Up and down, up and down… and the story goes on and on. Yes, we are indeed talking about commodities. And for this very special occasion, we will focus in gold.
The yellow metal is currently trading just above a two-week low as expectations for a rate hike from the Federal Reserve continue to increase day after day.
Fed funds tracked by CME Group’s FedWatch tool place odds for a rate adjustment at more than 80 percent, which is enough to push bullion prices to the downside until the meeting.
In case you are not familiar with gold, you should know that the precious metal is very sensitive to moves of US rates. Why? Because higher rates translate into a stronger dollar, in which gold is denominated. That way, gold becomes a more expensive non-yielding assets for investors.
To understand how to trade gold in this context, you have to keep in mind the key factors affecting the metal. From a fundamental standpoint, you should keep an eye on the following:
The American regulator will meet on March 14-15, meaning there is not a lot of time left for the encounter and every single release matter. However, the Federal Open Market Committee keeps two favourites: consumer price index and nonfarm payrolls. Both have been developing positively in the last few month, but before the meeting there is one more event to watch: February’s nonfarm employment on Friday. If the report surpasses expectations, chances for a rate hike will spike and gold will come under pressure. Better keep the TV on that day.
Wall Street top indexes are holding at all-time record highs after weeks of speculation on higher fiscal spending, deregulation of certain industries and a still-to-come tax reform. The killer combo is expected to increase inflation and economic growth, creating a suitable environment for higher rates. In other words, there measures put gold under pressure. But that’s only one side of the story. Trump administration has also created huge controversy over some executive measures such as the travel ban, which exposed a polarized society and nation wide protests. And well… Wall Street folks don’t like social movements because they are unstable.

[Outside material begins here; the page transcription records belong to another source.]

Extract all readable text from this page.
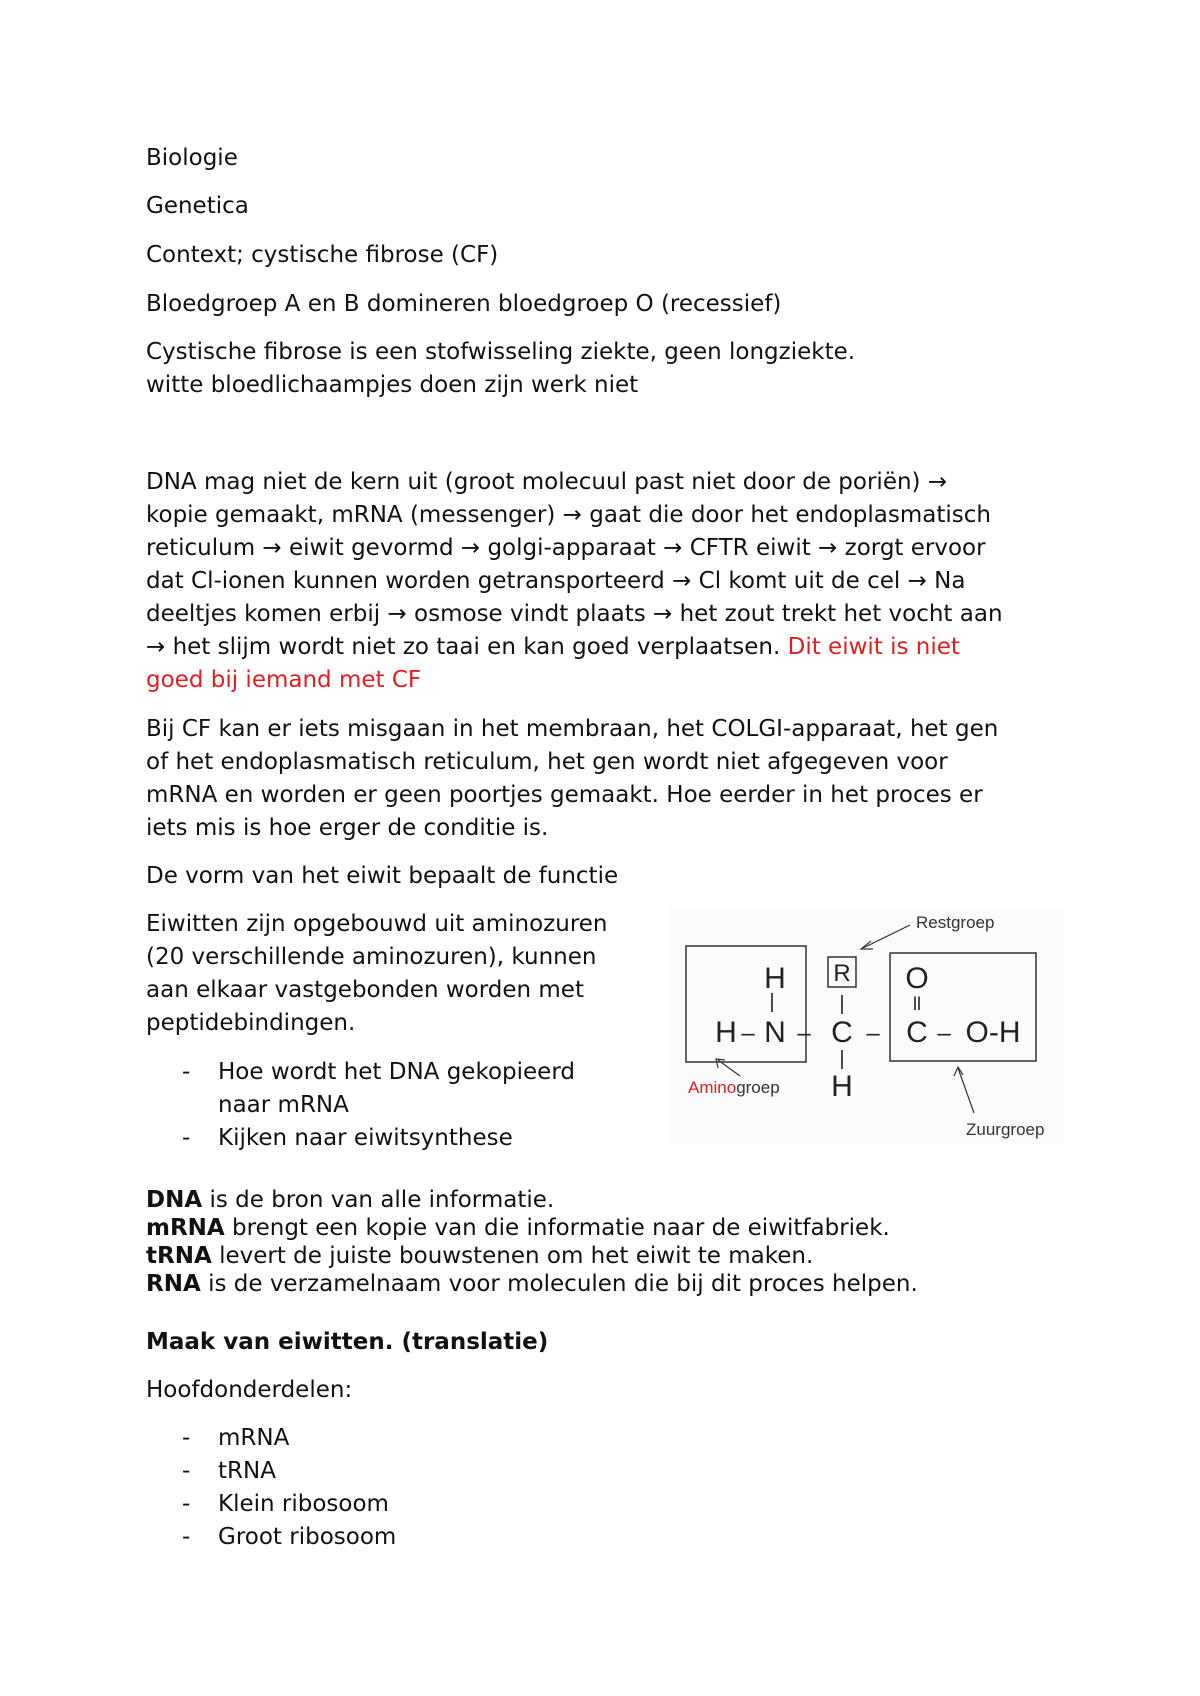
Biologie

Genetica

Context; cystische fibrose (CF)

Bloedgroep A en B domineren bloedgroep O (recessief)

Cystische fibrose is een stofwisseling ziekte, geen longziekte.

witte bloedlichaampjes doen zijn werk niet

DNA mag niet de kern uit (groot molecuul past niet door de poriën) →

kopie gemaakt, mRNA (messenger) → gaat die door het endoplasmatisch

reticulum → eiwit gevormd → golgi-apparaat → CFTR eiwit → zorgt ervoor

dat Cl-ionen kunnen worden getransporteerd → Cl komt uit de cel → Na

deeltjes komen erbij → osmose vindt plaats → het zout trekt het vocht aan

→ het slijm wordt niet zo taai en kan goed verplaatsen. Dit eiwit is niet

goed bij iemand met CF

Bij CF kan er iets misgaan in het membraan, het COLGI-apparaat, het gen

of het endoplasmatisch reticulum, het gen wordt niet afgegeven voor

mRNA en worden er geen poortjes gemaakt. Hoe eerder in het proces er

iets mis is hoe erger de conditie is.

De vorm van het eiwit bepaalt de functie

Eiwitten zijn opgebouwd uit aminozuren

(20 verschillende aminozuren), kunnen

aan elkaar vastgebonden worden met

peptidebindingen.

- Hoe wordt het DNA gekopieerd
naar mRNA
- Kijken naar eiwitsynthese
H
|
H – N –
R
|
C –
|
H
O
ll
C – O-H
Restgroep
Aminogroep
Zuurgroep

DNA is de bron van alle informatie.

mRNA brengt een kopie van die informatie naar de eiwitfabriek.

tRNA levert de juiste bouwstenen om het eiwit te maken.

RNA is de verzamelnaam voor moleculen die bij dit proces helpen.

Maak van eiwitten. (translatie)

Hoofdonderdelen:

- mRNA
- tRNA
- Klein ribosoom
- Groot ribosoom
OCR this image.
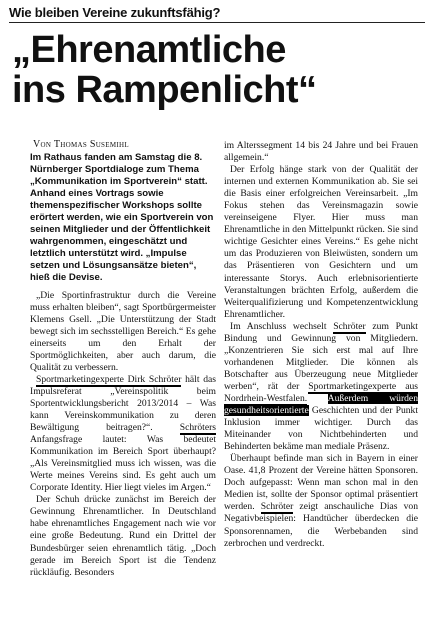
Wie bleiben Vereine zukunftsfähig?
„Ehrenamtliche
ins Rampenlicht“
Von Thomas Susemihl
Im Rathaus fanden am Samstag die 8. Nürnberger Sportdialoge zum Thema „Kommunikation im Sportverein“ statt. Anhand eines Vortrags sowie themenspezifischer Workshops sollte erörtert werden, wie ein Sportverein von seinen Mitglieder und der Öffentlichkeit wahrgenommen, eingeschätzt und letztlich unterstützt wird. „Impulse setzen und Lösungsansätze bieten“, hieß die Devise.

„Die Sportinfrastruktur durch die Vereine muss erhalten bleiben“, sagt Sportbürgermeister Klemens Gsell. „Die Unterstützung der Stadt bewegt sich im sechsstelligen Bereich.“ Es gehe einerseits um den Erhalt der Sportmöglichkeiten, aber auch darum, die Qualität zu verbessern.

Sportmarketingexperte Dirk Schröter hält das Impulsreferat „Vereinspolitik beim Sportentwicklungsbericht 2013/2014 – Was kann Vereinskommunikation zu deren Bewältigung beitragen?“. Schröters Anfangsfrage lautet: Was bedeutet Kommunikation im Bereich Sport überhaupt? „Als Vereinsmitglied muss ich wissen, was die Werte meines Vereins sind. Es geht auch um Corporate Identity. Hier liegt vieles im Argen.“

Der Schuh drücke zunächst im Bereich der Gewinnung Ehrenamtlicher. In Deutschland habe ehrenamtliches Engagement nach wie vor eine große Bedeutung. Rund ein Drittel der Bundesbürger seien ehrenamtlich tätig. „Doch gerade im Bereich Sport ist die Tendenz rückläufig. Besonders

im Alterssegment 14 bis 24 Jahre und bei Frauen allgemein.“

Der Erfolg hänge stark von der Qualität der internen und externen Kommunikation ab. Sie sei die Basis einer erfolgreichen Vereinsarbeit. „Im Fokus stehen das Vereinsmagazin sowie vereinseigene Flyer. Hier muss man Ehrenamtliche in den Mittelpunkt rücken. Sie sind wichtige Gesichter eines Vereins.“ Es gehe nicht um das Produzieren von Bleiwüsten, sondern um das Präsentieren von Gesichtern und um interessante Storys. Auch erlebnisorientierte Veranstaltungen brächten Erfolg, außerdem die Weiterqualifizierung und Kompetenzentwicklung Ehrenamtlicher.

Im Anschluss wechselt Schröter zum Punkt Bindung und Gewinnung von Mitgliedern. „Konzentrieren Sie sich erst mal auf Ihre vorhandenen Mitglieder. Die können als Botschafter aus Überzeugung neue Mitglieder werben“, rät der Sportmarketingexperte aus Nordrhein-Westfalen. Außerdem würden gesundheitsorientierte Geschichten und der Punkt Inklusion immer wichtiger. Durch das Miteinander von Nichtbehinderten und Behinderten bekäme man mediale Präsenz.

Überhaupt befinde man sich in Bayern in einer Oase. 41,8 Prozent der Vereine hätten Sponsoren. Doch aufgepasst: Wenn man schon mal in den Medien ist, sollte der Sponsor optimal präsentiert werden. Schröter zeigt anschauliche Dias von Negativbeispielen: Handtücher überdecken die Sponsorennamen, die Werbebanden sind zerbrochen und verdreckt.
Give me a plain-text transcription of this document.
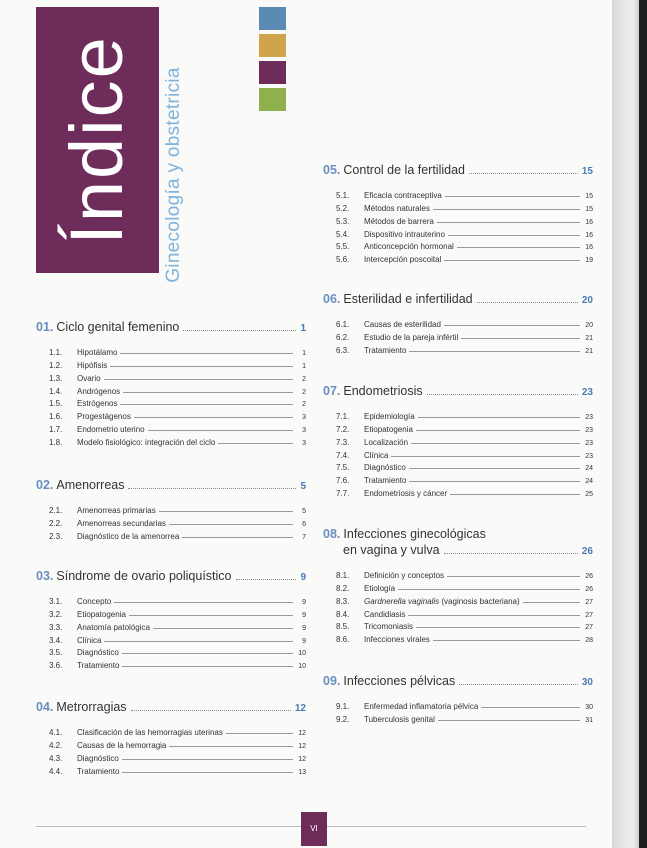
Índice Ginecología y obstetricia
01. Ciclo genital femenino	1
1.1.	Hipotálamo	1
1.2.	Hipófisis	1
1.3.	Ovario	2
1.4.	Andrógenos	2
1.5.	Estrógenos	2
1.6.	Progestágenos	3
1.7.	Endometrio uterino	3
1.8.	Modelo fisiológico: integración del ciclo	3
02. Amenorreas	5
2.1.	Amenorreas primarias	5
2.2.	Amenorreas secundarias	6
2.3.	Diagnóstico de la amenorrea	7
03. Síndrome de ovario poliquístico	9
3.1.	Concepto	9
3.2.	Etiopatogenia	9
3.3.	Anatomía patológica	9
3.4.	Clínica	9
3.5.	Diagnóstico	10
3.6.	Tratamiento	10
04. Metrorragias	12
4.1.	Clasificación de las hemorragias uterinas	12
4.2.	Causas de la hemorragia	12
4.3.	Diagnóstico	12
4.4.	Tratamiento	13
05. Control de la fertilidad	15
5.1.	Eficacia contraceptiva	15
5.2.	Métodos naturales	15
5.3.	Métodos de barrera	16
5.4.	Dispositivo intrauterino	16
5.5.	Anticoncepción hormonal	16
5.6.	Intercepción poscoital	19
06. Esterilidad e infertilidad	20
6.1.	Causas de esterilidad	20
6.2.	Estudio de la pareja infértil	21
6.3.	Tratamiento	21
07. Endometriosis	23
7.1.	Epidemiología	23
7.2.	Etiopatogenia	23
7.3.	Localización	23
7.4.	Clínica	23
7.5.	Diagnóstico	24
7.6.	Tratamiento	24
7.7.	Endometriosis y cáncer	25
08. Infecciones ginecológicas
en vagina y vulva	26
8.1.	Definición y conceptos	26
8.2.	Etiología	26
8.3.	Gardnerella vaginalis (vaginosis bacteriana)	27
8.4.	Candidiasis	27
8.5.	Tricomoniasis	27
8.6.	Infecciones virales	28
09. Infecciones pélvicas	30
9.1.	Enfermedad inflamatoria pélvica	30
9.2.	Tuberculosis genital	31
VI
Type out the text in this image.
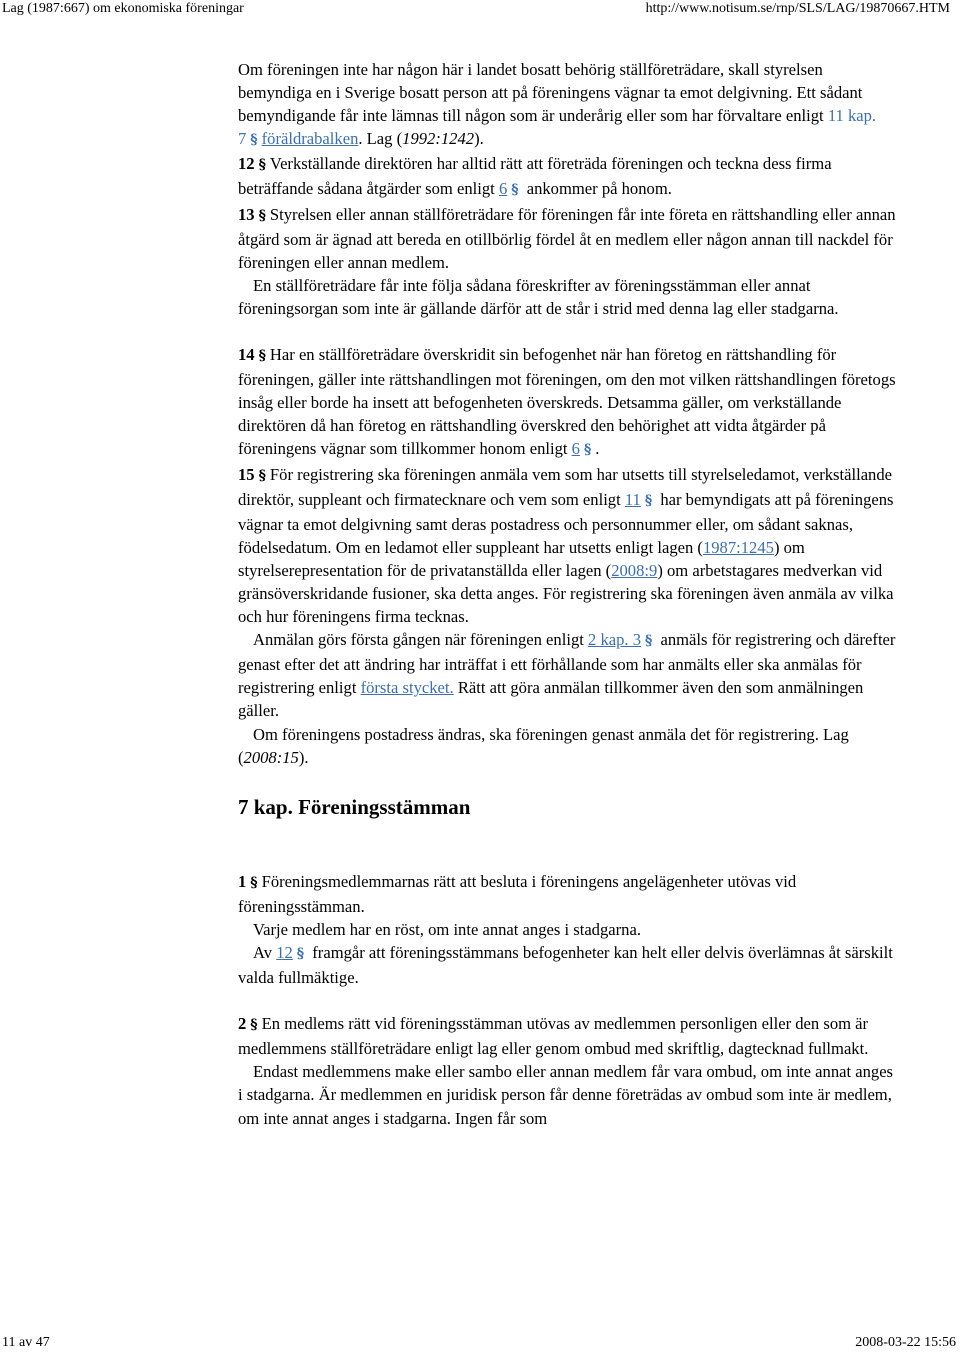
Lag (1987:667) om ekonomiska föreningar	http://www.notisum.se/rnp/SLS/LAG/19870667.HTM

Om föreningen inte har någon här i landet bosatt behörig ställföreträdare, skall styrelsen bemyndiga en i Sverige bosatt person att på föreningens vägnar ta emot delgivning. Ett sådant bemyndigande får inte lämnas till någon som är underårig eller som har förvaltare enligt 11 kap. 7 § föräldrabalken. Lag (1992:1242).

12 § Verkställande direktören har alltid rätt att företräda föreningen och teckna dess firma beträffande sådana åtgärder som enligt 6 § ankommer på honom.

13 § Styrelsen eller annan ställföreträdare för föreningen får inte företa en rättshandling eller annan åtgärd som är ägnad att bereda en otillbörlig fördel åt en medlem eller någon annan till nackdel för föreningen eller annan medlem.

En ställföreträdare får inte följa sådana föreskrifter av föreningsstämman eller annat föreningsorgan som inte är gällande därför att de står i strid med denna lag eller stadgarna.

14 § Har en ställföreträdare överskridit sin befogenhet när han företog en rättshandling för föreningen, gäller inte rättshandlingen mot föreningen, om den mot vilken rättshandlingen företogs insåg eller borde ha insett att befogenheten överskreds. Detsamma gäller, om verkställande direktören då han företog en rättshandling överskred den behörighet att vidta åtgärder på föreningens vägnar som tillkommer honom enligt 6 § .

15 § För registrering ska föreningen anmäla vem som har utsetts till styrelseledamot, verkställande direktör, suppleant och firmatecknare och vem som enligt 11 § har bemyndigats att på föreningens vägnar ta emot delgivning samt deras postadress och personnummer eller, om sådant saknas, födelsedatum. Om en ledamot eller suppleant har utsetts enligt lagen (1987:1245) om styrelserepresentation för de privatanställda eller lagen (2008:9) om arbetstagares medverkan vid gränsöverskridande fusioner, ska detta anges. För registrering ska föreningen även anmäla av vilka och hur föreningens firma tecknas.

Anmälan görs första gången när föreningen enligt 2 kap. 3 § anmäls för registrering och därefter genast efter det att ändring har inträffat i ett förhållande som har anmälts eller ska anmälas för registrering enligt första stycket. Rätt att göra anmälan tillkommer även den som anmälningen gäller.

Om föreningens postadress ändras, ska föreningen genast anmäla det för registrering. Lag (2008:15).

7 kap. Föreningsstämman

1 § Föreningsmedlemmarnas rätt att besluta i föreningens angelägenheter utövas vid föreningsstämman.

Varje medlem har en röst, om inte annat anges i stadgarna.

Av 12 § framgår att föreningsstämmans befogenheter kan helt eller delvis överlämnas åt särskilt valda fullmäktige.

2 § En medlems rätt vid föreningsstämman utövas av medlemmen personligen eller den som är medlemmens ställföreträdare enligt lag eller genom ombud med skriftlig, dagtecknad fullmakt.

Endast medlemmens make eller sambo eller annan medlem får vara ombud, om inte annat anges i stadgarna. Är medlemmen en juridisk person får denne företrädas av ombud som inte är medlem, om inte annat anges i stadgarna. Ingen får som

11 av 47	2008-03-22 15:56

It really doesn’t matter if it’s North Korea launching a series of ballistic missiles or Trump ruining relations with NATO countries, it all comes to one thing: uncertainty and fear. Both elements that are extremely positive if you are trading gold futures.
France, the Netherlands and Germany will hold presidential elections this year. And just like it happened in the United States back in November 2016, conservative parties are ahead in polls, threatening the so-called political elites and status-quo. While it actually played quite well for US markets, we still cannot estimate same results for European economies. Therefore, uncertainty raises and safe-havens such as gold benefit from a strong demand.